Confronting teens' tough subway talk

Overhearing conversations on a rush-hour packed subway car isn't easy to avoid. Most of us in the back of the car that day probably wished we could retreat into our reveries about what we'd be having for dinner instead of hearing this one.

We averted our adult eyes while two adolescent boys boasted to each other of the pummeling they'd dished out to various enemies. They looked like average kids - jeans, sneakers, T-shirts, jackets - nothing that would conjure up the image of a tough guy looking for a fight. But if the violent actions they described were shown in a movie theater, they wouldn't be allowed to enter without an adult.

The bigger, and perhaps older, of the two mimicked himself smashing both his arms together onto his victim's head repeatedly, while the smaller boy asked eagerly several times: "Did he cry?"

The tension in the back portion of the subway car was palpable. A sharp reprimand kept playing itself in my head: "Hasn't anyone told you that violence is not cool? How can you possibly enjoy causing other people pain?"

But these boys clearly had a different kind of life from mine - what could I know? Well, I knew a reprimand from a random woman on the subway wouldn't make a dent.

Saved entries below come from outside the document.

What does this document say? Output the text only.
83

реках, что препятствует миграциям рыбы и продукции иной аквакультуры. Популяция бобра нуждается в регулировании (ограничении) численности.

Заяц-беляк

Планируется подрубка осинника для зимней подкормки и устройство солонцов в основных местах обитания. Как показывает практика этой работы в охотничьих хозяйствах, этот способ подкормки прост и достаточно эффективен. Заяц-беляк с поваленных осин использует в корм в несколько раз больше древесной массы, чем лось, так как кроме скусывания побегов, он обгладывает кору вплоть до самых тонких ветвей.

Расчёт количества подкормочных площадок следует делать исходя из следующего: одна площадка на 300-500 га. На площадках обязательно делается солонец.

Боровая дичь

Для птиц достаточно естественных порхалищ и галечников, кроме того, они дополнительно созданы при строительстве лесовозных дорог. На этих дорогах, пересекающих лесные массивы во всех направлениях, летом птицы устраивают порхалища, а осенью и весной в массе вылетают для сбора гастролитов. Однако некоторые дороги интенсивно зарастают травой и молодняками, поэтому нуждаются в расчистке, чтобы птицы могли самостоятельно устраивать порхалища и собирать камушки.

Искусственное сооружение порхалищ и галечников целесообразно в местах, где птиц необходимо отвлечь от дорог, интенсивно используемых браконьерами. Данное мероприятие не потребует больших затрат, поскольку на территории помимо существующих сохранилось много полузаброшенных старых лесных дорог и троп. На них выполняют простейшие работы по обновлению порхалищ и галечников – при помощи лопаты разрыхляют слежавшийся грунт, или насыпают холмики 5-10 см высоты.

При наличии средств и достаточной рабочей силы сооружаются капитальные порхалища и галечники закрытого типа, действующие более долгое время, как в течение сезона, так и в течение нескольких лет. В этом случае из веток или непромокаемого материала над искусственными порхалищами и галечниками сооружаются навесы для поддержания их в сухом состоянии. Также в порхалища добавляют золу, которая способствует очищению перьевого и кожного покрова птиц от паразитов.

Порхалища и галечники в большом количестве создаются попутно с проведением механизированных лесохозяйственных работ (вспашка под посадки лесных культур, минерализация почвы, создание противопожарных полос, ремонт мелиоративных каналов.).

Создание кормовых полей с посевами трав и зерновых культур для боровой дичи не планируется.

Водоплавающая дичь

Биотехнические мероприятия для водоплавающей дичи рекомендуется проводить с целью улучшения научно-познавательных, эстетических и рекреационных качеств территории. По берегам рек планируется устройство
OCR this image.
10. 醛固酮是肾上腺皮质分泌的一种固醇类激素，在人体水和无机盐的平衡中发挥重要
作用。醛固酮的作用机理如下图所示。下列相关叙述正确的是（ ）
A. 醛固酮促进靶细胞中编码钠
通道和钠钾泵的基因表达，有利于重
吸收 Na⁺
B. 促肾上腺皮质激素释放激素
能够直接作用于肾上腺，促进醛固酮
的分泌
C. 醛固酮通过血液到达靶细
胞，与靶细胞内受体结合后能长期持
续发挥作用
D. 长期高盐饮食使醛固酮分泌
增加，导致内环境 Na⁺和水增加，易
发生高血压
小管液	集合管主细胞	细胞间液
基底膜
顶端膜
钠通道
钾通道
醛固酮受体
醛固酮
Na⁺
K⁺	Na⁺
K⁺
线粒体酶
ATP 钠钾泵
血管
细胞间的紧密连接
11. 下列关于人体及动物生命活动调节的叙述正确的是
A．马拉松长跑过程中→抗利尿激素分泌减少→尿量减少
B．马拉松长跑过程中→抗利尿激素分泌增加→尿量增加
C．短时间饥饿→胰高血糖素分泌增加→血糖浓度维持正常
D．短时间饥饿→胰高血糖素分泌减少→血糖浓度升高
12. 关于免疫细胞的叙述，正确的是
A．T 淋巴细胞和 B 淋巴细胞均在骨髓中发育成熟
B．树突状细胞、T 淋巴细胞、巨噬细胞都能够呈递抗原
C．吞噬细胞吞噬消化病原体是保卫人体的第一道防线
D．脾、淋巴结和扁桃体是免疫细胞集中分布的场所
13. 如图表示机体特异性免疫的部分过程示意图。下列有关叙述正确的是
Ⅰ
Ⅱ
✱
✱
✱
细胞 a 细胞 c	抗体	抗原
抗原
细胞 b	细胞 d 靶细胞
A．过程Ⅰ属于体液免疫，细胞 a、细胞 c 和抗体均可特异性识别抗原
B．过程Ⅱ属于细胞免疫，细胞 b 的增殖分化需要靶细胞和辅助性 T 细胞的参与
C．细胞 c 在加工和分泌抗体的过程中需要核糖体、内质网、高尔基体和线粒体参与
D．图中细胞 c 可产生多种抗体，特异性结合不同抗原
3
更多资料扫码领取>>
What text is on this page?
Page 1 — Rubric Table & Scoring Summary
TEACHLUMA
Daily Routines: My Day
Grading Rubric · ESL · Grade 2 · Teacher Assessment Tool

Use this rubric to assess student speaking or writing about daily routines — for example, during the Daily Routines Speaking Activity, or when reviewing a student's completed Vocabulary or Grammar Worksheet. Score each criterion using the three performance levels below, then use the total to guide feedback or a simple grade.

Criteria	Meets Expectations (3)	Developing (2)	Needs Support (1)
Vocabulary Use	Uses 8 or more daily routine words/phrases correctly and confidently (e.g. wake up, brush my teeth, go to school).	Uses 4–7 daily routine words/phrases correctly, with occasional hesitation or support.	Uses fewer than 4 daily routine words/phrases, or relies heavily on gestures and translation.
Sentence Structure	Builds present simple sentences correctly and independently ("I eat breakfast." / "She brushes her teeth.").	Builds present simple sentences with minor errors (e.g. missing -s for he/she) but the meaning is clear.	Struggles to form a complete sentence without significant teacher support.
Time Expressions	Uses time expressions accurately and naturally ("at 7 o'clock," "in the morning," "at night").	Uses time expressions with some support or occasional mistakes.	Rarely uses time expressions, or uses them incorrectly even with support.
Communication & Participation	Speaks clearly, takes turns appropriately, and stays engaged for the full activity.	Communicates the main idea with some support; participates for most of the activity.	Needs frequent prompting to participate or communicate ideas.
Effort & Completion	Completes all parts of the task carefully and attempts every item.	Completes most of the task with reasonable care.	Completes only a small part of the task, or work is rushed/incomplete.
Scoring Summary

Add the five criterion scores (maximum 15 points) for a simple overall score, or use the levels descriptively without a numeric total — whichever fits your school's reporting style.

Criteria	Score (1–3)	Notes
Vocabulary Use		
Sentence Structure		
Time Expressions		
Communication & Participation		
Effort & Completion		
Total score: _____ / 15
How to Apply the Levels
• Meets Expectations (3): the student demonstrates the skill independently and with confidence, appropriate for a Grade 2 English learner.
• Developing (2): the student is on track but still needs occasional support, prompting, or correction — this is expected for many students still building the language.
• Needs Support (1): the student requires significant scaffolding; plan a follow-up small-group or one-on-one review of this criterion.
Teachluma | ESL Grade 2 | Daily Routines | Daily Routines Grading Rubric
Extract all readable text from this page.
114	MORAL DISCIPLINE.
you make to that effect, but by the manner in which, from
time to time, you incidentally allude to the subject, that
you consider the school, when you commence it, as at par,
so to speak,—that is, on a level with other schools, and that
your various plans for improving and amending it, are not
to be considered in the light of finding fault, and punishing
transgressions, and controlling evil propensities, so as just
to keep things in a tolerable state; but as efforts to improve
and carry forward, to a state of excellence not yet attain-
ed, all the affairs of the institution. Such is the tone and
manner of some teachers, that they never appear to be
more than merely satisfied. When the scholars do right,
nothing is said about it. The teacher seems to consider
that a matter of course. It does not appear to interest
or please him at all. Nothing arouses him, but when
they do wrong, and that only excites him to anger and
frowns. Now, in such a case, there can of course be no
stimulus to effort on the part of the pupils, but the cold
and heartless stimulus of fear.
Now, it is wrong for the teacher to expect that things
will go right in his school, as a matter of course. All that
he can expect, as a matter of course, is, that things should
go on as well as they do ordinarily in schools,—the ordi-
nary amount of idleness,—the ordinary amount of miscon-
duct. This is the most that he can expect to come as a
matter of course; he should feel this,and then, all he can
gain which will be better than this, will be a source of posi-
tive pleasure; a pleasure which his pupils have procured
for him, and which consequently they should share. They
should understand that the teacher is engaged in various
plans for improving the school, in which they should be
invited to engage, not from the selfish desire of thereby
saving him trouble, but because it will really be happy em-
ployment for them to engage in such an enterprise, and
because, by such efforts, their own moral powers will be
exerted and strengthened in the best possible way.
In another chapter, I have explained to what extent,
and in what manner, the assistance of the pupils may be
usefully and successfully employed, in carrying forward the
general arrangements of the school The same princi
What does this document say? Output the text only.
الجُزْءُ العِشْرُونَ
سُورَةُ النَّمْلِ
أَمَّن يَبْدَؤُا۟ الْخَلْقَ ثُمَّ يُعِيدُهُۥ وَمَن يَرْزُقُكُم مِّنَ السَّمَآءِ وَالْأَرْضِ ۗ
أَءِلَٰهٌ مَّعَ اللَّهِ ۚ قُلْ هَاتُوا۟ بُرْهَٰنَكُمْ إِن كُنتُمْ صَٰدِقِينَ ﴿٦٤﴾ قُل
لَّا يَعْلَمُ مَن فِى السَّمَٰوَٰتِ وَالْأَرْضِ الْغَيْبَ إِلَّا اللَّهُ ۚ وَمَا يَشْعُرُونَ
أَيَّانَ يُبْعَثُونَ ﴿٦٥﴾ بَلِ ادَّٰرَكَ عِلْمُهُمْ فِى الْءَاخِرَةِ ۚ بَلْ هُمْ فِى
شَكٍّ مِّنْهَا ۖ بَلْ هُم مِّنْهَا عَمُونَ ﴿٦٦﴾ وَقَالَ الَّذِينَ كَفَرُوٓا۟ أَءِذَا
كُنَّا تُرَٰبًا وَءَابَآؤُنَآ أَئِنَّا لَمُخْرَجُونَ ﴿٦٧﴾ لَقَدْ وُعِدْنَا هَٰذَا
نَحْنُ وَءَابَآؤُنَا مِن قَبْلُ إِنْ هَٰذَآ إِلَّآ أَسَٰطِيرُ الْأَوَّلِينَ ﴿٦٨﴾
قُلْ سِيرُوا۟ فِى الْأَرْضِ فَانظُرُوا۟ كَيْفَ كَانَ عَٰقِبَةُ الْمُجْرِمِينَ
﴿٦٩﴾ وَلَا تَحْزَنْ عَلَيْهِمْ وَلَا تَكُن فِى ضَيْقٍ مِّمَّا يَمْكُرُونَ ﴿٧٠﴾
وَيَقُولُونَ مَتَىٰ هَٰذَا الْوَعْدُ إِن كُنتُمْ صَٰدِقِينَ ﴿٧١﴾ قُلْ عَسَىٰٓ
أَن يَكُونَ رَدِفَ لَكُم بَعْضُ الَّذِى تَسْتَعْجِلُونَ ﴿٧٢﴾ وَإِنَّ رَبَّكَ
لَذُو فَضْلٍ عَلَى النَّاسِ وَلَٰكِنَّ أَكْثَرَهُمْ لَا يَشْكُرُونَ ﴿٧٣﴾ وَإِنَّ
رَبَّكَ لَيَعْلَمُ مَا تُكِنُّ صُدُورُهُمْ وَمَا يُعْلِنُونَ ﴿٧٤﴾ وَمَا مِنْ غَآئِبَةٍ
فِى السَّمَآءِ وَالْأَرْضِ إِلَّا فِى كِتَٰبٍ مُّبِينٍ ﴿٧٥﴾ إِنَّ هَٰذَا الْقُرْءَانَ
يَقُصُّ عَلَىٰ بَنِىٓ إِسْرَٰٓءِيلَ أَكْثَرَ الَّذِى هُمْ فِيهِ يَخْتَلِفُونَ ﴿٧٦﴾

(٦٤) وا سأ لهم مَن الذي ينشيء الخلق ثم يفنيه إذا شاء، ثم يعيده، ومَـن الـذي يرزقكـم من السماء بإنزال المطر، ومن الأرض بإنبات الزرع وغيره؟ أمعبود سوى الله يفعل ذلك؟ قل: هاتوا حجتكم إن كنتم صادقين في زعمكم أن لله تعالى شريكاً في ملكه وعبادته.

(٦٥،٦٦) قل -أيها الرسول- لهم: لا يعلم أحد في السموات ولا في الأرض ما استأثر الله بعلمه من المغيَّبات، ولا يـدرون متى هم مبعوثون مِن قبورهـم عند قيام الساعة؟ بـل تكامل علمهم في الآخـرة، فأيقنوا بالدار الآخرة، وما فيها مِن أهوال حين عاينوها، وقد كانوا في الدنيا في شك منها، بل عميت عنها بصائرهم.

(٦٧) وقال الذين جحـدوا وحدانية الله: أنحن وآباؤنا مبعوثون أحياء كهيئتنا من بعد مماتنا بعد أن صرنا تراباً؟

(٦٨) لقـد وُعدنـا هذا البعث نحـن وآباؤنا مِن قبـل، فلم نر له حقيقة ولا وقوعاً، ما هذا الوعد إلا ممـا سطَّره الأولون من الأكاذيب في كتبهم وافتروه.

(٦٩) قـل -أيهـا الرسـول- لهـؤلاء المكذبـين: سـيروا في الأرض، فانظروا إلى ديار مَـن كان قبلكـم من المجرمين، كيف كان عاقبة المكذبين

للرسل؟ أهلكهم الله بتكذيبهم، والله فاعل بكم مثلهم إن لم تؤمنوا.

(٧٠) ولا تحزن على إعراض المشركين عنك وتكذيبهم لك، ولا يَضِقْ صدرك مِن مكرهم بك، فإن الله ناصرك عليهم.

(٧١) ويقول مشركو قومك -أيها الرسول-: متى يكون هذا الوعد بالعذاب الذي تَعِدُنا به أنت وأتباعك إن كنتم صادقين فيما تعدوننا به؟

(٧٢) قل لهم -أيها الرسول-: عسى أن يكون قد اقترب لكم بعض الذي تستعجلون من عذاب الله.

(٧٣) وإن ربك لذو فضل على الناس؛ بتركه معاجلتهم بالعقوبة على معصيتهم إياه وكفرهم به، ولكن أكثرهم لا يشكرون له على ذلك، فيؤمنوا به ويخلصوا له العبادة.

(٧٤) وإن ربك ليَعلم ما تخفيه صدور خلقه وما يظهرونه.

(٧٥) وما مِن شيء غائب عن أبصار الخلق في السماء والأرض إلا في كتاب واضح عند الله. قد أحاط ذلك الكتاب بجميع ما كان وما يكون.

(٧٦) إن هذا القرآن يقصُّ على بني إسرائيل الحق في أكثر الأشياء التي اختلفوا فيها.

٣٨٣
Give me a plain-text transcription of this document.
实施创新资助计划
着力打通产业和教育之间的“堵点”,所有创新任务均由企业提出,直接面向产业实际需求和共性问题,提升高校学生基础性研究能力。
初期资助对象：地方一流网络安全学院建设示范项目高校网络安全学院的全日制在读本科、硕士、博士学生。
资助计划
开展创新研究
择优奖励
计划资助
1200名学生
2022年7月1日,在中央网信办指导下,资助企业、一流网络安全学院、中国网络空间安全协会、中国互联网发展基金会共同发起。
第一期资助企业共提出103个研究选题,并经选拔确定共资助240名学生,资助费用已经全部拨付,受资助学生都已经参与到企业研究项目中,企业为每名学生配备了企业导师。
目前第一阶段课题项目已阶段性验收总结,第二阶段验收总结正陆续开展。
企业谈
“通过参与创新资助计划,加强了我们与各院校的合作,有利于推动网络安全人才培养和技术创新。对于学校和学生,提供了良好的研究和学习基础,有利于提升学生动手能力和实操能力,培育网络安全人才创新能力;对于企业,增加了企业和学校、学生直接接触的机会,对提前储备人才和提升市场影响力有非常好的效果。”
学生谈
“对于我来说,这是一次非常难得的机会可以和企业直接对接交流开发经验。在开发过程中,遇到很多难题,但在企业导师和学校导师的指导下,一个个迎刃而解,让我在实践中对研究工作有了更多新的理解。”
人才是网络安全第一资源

A sense of urgency, a need to do something, kept pushing at me. Too often I've read news stories about children responsible for acts of violence that suggest a moral void. Or of adults who "go over the edge" and whose childhood escapades of torturing cats or bullying other children are then revealed. When the bigger boy rattled off a story about another boy he knew who stabbed a girl and buried her somewhere in their neighborhood, the last impulse to ignore them fled.

As the crowd thinned out I stood directly in front of the boys. This time I didn't avert my eyes. I wanted them to know that of all these people standing around trying not to hear, someone was actually listening to and watching them.

Having instantly rejected the reprimand idea, I hoped to see their innocence underneath the boasts, and give them a hint that it was something they could value, too. Time was short, but something gave me an idea: While he talked, the bigger boy fingered a brown plastic guitar pick, just like the one I'd tried to use when I was about his age.

"Do you play guitar?" I asked.

"Yeah," he said.

I learned that he played rock music. I played classical, I told him, so I didn't end up using the pick much.

The younger boy jumped in. "Did it hurt your fingers?" he asked.

"No," I explained. Apart from a few calluses at the beginning, the nylon strings on classical guitars don't really hurt.

Within a minute, their conversation had shifted from the desire to inflict pain to concern about avoiding it. As they got off the subway a few stops later, I couldn't resist making a direct plea: "Have fun playing guitar. More guitar and less fighting!"

The tension inside the train broke audibly as passengers began chatting about how disturbing the boys' comments had been. A woman who'd been sitting near them made eye contact with me and said, "You gotta love boys that age." While her voice expressed some exasperation at the idea that "boys will be boys," her words had a double meaning to me. Our conversation about guitars occupied just a tiny fraction of the boys' day, but I hoped the genuine concern that impelled me to start it lasted well beyond that subway ride.

*Stacy A. Teicher is on the Monitor staff.